Anyone who tells you competing for a national title is a cut and dry process is either naive or lying. But there are certainly some indicators of progress to look for, and Florida ticks off none of those boxes right now.

When the Gators beat Georgia last year to all but clinch an SEC East title, they were on top of the world. Since that moment, this team is just 8-8. Last year’s team lost four games despite having the most productive quarterback in school history and two first-round pass-catchers, one of which is considered the greatest tight-end prospect of all time.

UF may not be recruiting at the level of Georgia and Alabama, and while that shouldn’t necessarily be acceptable, it’s workable. But not when the Gators lose games like this.

The calendar has turned all the way to November, and Florida has a losing record. That should never happen, especially in a year where it was considered Georgia’s only real competition in the division.

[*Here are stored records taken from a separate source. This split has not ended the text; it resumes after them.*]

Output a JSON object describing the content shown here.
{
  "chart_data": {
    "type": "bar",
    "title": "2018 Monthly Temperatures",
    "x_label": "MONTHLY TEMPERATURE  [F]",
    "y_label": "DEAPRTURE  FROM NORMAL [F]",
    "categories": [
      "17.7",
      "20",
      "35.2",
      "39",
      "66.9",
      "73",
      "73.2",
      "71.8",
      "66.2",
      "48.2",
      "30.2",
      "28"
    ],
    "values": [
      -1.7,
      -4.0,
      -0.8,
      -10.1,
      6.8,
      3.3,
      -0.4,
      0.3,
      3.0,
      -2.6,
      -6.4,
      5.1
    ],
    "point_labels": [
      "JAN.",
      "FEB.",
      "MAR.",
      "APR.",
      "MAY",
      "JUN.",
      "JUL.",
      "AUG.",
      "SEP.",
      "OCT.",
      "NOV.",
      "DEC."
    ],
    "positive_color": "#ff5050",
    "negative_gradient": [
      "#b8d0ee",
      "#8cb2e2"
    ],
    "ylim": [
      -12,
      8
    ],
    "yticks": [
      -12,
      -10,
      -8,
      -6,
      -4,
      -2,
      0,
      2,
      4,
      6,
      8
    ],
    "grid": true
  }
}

The Gators just lost by 23 points to a team whose only SEC win entering the game was a one-point victory over one of the worst teams in the entire Power Five in the Vanderbilt Commodores. There’s losing a road game to a scrappy Kentucky team, and then there’s whatever happened on Saturday night.

Ultimately, Florida needs to decide what its expectations are for the football program, because there seems to be a disconnect between what satisfies the fans and what satisfies the athletic department. I’m not sure how many more losses this team needs to take as heavy favorites before some pressure begins to be felt in Gainesville, but Stricklin should take this opportunity to see the writing on the wall.